The researchers examined seven contemporary concept erasure techniques and unveiled their ability to bypass the imposed filters by employing concept inversion attacks.
Through specialized word embeddings and their input provisions, the researchers effectively induced Stable Diffusion to reconstruct the very concepts aimed to be extracted through sanitization. This included hate symbols, trademarked items, or celebrity resemblances, thereby showcasing the researchers’ capability to reproduce almost any unsafe imagery the initial Stable Diffusion model was equipped for, notwithstanding claims of concept removal.
The methods are believed to execute basic input sifting instead of genuinely eliminating unsafe knowledge representations, which could empower adversaries to leverage these inversion prompts on decontaminated models to create detrimental or illicit content.
The revelations raise concerns about hasty deployment of these scrubbing approaches as a safety remedy for potent generative AI. Hegde emphasized that rendering text-to-image generative AI models incapable of producing objectionable content necessitates an alteration in the model’s training itself, instead of relying on post hoc fixes. He further conveyed the implausibility of erasing specific concepts from these AI models once they have adeptly grasped these notions.
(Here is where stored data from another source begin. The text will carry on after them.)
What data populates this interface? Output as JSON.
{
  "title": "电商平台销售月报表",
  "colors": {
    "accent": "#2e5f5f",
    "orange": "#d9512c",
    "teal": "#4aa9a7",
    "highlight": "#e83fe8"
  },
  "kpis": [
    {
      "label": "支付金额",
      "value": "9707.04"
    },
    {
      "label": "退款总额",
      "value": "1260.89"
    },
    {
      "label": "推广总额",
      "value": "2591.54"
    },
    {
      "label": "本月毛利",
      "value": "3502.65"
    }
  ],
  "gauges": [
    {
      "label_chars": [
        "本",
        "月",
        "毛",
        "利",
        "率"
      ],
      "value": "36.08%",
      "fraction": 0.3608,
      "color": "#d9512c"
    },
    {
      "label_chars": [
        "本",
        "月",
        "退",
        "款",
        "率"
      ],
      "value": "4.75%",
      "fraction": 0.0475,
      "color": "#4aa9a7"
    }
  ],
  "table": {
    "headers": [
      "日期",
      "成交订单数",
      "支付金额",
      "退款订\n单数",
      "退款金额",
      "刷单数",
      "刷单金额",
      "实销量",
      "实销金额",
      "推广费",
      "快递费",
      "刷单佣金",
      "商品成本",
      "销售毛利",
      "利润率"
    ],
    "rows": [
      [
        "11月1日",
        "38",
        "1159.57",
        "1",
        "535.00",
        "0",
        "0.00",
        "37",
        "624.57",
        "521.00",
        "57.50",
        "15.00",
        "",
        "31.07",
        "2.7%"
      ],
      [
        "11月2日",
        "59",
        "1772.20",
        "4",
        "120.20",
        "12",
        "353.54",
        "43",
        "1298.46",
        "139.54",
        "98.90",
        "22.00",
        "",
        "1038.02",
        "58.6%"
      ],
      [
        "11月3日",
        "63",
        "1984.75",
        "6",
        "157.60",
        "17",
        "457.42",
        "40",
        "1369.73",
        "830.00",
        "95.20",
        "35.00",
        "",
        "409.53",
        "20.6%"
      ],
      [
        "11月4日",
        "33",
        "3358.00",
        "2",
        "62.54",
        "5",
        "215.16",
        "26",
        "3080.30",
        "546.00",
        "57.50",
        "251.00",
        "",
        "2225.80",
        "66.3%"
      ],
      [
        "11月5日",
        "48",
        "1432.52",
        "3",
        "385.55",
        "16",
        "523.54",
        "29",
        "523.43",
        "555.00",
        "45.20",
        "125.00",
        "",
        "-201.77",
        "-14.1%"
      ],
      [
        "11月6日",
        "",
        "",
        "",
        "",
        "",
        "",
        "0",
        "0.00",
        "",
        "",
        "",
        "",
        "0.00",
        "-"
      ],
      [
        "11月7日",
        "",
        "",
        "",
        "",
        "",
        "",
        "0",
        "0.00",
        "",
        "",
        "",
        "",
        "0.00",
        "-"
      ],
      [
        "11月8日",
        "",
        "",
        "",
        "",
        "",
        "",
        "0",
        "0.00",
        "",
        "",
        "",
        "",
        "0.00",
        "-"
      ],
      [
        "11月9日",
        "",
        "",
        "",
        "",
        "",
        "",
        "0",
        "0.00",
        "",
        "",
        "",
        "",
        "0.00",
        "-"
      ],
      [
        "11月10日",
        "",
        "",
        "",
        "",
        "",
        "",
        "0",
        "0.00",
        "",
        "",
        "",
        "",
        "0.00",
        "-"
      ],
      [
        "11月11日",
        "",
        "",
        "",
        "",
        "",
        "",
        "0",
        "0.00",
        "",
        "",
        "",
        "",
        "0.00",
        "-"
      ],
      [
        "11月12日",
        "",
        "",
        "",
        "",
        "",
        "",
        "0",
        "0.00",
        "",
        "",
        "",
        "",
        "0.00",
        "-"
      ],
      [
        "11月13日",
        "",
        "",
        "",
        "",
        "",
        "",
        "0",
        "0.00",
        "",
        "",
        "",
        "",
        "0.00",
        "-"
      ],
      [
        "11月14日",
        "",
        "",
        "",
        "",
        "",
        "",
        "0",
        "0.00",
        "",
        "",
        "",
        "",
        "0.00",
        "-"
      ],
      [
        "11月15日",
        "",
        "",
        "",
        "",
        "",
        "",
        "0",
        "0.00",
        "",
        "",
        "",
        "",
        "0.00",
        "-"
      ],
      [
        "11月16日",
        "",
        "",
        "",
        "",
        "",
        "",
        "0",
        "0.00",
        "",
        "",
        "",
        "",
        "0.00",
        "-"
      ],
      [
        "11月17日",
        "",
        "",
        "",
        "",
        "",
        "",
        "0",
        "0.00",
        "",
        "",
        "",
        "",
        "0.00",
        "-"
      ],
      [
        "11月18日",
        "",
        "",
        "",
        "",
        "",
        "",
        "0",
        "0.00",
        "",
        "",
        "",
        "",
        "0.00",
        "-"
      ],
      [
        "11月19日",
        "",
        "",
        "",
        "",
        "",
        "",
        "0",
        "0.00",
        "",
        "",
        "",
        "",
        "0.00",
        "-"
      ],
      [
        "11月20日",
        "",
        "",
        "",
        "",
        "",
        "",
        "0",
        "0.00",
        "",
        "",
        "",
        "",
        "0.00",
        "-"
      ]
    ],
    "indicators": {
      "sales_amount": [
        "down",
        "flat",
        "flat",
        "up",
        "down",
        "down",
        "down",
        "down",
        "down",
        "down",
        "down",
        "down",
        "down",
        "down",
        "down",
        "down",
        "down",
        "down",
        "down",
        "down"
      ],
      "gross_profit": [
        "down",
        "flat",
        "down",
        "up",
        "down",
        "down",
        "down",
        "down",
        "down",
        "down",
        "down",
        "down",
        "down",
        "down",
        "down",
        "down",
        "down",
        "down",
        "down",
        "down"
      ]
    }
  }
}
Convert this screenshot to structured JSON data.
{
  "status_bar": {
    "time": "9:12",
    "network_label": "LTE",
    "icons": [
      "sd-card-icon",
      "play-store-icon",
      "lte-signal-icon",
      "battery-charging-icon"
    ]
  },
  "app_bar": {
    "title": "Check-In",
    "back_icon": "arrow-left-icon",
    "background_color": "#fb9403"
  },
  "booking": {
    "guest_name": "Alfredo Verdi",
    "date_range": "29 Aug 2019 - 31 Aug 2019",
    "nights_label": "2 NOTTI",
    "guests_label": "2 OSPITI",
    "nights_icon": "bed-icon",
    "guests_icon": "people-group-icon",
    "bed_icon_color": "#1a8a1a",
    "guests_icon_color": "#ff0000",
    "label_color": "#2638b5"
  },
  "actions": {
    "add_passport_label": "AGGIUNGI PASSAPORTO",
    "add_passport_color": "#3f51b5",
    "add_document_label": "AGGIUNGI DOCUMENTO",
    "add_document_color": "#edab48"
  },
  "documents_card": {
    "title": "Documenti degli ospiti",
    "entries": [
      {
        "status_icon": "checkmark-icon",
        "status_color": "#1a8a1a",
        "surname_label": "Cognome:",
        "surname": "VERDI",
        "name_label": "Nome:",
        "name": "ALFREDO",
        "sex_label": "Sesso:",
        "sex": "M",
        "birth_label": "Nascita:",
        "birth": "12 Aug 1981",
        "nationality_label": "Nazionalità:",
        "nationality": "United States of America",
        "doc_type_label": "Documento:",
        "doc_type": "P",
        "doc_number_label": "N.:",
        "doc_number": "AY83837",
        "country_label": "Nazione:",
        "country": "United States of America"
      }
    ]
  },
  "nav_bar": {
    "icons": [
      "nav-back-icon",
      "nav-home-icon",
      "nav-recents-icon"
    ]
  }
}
Hegde asserted that the evaluation of proposed concept erasure methods must encompass adversarial concept inversion attacks during the assessment phase, rather than solely focusing on general samples.
Collaborating with Hegde in the study were the paper’s lead author, NYU Tandon Ph.D. candidate Minh Pham, along with Govin Mittal, Kelly O. Marshall, and Niv Cohen, all associated with NYU Tandon.
This research represents another stride in Hegde’s line of work dedicated to enhancing AI models for applications in imaging, materials design, and transportation, while also pinpointing weaknesses in existing models. Additionally, Hegde and his team recently introduced an AI method capable of altering an individual’s apparent age in images while preserving their distinctive identifying features, marking progress beyond typical AI models that only manipulate age without retaining biometric markers.
*Note:
1. Source: Coherent Market Insights, Public sources, Desk research
2. We have leveraged AI tools to mine information and compile it.